The NFS server itself is pretty powerful -- dual quad core box, lots
of memory, many NFS threads, exclusive NFS server, etc... I am
running an older RHEL4 release though, so it would have an older
kernel/NFS system. Maybe this issue has been solved in newer
releases.
There have been fixes in this area, though I don't see any that I'm sure
would address your problem. If you could test with the latest nfs-utils
(ideally, with the latest nfs-utils and kernel) and let us know the
result, that would be helpful.
The -t option to rpc.mountd (may need a newer nfs-utils?) may also help.
Also worth filing an RHEL bug.
Hi Bruce,
I backported the -t option to RHEL4 by looking at the latest nfs-utils,
but it didn't fix the problem.
I'm having trouble compiling the latest nfs-utils for RHEL4 because a
couple of changed libraries...
What I have learned:
1) whether exportfs -r, or manually add a single host with exportfs, or
even remove a host with exportfs -u, the delay to all the clients is the
same. The delay doesn't change depending on the share.
2) the delay doesn't happen while exportfs is running. It happens
immediately afterwards, and when it does happen, an strace of rpc.mountd
shows that rpc.mountd is busy resolving every single hostname in etab..
on one of our NFS servers, this means a total of 13,000 DNS requests...

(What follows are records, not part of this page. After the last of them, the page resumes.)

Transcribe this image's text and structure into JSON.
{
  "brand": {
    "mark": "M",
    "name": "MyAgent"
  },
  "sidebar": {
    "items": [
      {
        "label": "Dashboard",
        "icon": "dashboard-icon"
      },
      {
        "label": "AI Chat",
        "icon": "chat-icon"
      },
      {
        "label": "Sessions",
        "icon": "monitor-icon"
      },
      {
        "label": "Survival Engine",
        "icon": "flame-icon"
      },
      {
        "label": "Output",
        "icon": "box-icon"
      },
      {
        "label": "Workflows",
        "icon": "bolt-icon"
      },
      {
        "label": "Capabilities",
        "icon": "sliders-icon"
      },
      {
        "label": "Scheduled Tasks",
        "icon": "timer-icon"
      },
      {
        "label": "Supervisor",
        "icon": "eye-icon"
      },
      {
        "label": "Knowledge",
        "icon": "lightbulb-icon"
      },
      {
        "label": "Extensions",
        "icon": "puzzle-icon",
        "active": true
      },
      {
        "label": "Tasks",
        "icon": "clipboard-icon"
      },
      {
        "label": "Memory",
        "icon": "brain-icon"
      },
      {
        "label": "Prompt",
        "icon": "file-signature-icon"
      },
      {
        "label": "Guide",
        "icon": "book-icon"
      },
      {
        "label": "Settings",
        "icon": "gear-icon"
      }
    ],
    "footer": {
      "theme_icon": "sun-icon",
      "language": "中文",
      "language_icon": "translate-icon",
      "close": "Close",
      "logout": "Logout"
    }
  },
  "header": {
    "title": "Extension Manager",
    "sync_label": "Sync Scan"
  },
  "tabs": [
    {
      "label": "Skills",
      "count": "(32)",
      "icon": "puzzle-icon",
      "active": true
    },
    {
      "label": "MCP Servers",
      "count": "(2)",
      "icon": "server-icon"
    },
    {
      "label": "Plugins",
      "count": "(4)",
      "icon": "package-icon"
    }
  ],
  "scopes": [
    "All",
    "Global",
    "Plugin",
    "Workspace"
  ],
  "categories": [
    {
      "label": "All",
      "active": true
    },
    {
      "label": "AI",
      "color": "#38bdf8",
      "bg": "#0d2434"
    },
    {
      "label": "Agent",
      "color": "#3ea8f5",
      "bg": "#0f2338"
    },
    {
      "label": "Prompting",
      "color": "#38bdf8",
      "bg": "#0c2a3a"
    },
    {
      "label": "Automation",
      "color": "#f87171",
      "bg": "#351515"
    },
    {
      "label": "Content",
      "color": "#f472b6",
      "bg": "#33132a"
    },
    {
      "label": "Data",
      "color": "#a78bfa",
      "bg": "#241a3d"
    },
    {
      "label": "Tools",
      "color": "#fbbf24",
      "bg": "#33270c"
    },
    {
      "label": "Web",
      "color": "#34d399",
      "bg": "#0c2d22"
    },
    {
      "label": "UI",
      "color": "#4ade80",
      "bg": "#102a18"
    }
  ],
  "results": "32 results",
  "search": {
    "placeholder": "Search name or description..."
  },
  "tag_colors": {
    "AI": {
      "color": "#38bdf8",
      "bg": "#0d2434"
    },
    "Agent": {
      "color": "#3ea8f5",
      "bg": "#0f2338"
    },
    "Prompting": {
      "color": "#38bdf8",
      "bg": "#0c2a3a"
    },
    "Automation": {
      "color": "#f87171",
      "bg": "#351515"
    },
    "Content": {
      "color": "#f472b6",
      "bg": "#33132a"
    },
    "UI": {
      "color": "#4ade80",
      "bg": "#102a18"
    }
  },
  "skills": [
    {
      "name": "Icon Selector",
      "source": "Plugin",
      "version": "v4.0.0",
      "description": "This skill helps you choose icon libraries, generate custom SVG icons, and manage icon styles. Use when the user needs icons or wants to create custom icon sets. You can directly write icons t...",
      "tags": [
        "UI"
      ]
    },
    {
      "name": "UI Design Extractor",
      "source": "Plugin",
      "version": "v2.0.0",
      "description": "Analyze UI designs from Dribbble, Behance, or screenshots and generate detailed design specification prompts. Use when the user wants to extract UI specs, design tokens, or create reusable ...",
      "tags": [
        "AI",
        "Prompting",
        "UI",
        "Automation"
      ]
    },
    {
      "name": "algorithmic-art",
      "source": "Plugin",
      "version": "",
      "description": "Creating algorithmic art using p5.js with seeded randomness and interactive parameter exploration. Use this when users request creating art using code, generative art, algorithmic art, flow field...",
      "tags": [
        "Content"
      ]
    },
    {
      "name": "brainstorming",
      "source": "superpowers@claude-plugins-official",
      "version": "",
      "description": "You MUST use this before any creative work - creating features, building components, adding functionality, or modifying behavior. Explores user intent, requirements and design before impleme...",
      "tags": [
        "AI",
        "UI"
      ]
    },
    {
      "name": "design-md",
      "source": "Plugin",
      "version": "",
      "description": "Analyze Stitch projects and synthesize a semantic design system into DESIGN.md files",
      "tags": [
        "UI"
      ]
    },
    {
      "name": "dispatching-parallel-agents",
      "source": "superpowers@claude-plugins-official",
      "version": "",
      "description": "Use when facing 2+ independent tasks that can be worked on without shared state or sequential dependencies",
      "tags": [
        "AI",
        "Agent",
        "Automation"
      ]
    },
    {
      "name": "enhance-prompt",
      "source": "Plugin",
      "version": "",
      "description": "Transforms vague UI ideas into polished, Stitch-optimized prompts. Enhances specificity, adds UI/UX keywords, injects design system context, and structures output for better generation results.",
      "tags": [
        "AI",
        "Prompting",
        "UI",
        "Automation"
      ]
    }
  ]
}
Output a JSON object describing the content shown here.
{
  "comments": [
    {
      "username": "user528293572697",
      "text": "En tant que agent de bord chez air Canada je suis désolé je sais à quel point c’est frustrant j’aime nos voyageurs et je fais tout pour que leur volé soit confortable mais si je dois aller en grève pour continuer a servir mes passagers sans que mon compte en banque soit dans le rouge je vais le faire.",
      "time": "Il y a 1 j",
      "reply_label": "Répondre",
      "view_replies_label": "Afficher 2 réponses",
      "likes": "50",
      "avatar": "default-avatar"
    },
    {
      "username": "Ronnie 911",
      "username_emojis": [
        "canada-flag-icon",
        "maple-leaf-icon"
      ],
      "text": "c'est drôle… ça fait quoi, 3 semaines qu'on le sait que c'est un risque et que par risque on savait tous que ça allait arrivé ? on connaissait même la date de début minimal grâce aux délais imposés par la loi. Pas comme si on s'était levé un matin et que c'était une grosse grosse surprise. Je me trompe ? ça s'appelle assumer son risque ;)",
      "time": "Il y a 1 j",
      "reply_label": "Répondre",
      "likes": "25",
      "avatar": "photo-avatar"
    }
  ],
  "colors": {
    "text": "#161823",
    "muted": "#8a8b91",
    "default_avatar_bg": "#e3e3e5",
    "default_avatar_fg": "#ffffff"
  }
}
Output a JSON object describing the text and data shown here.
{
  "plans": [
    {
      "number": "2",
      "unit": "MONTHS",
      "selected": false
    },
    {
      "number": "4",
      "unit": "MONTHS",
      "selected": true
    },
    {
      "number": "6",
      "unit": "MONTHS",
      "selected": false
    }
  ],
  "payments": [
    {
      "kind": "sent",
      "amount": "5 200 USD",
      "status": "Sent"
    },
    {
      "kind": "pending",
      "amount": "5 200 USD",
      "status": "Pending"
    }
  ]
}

on another system, that's over 30,000 DNS requests (and around a 30
second delay to all shares). Once rpc.mountd stops burdening the DNS,
that's exactly when activity on all the shares returns.
3) I've tried to change /etc/exports to use just IP... but exportfs
happily switches etab back to using hostnames, and then mountd does all
the lookups again...
I suppose that the reason why exportfs doesn't convert etab to just use
IPs in the first place is because a name can resolve to multiple IPs...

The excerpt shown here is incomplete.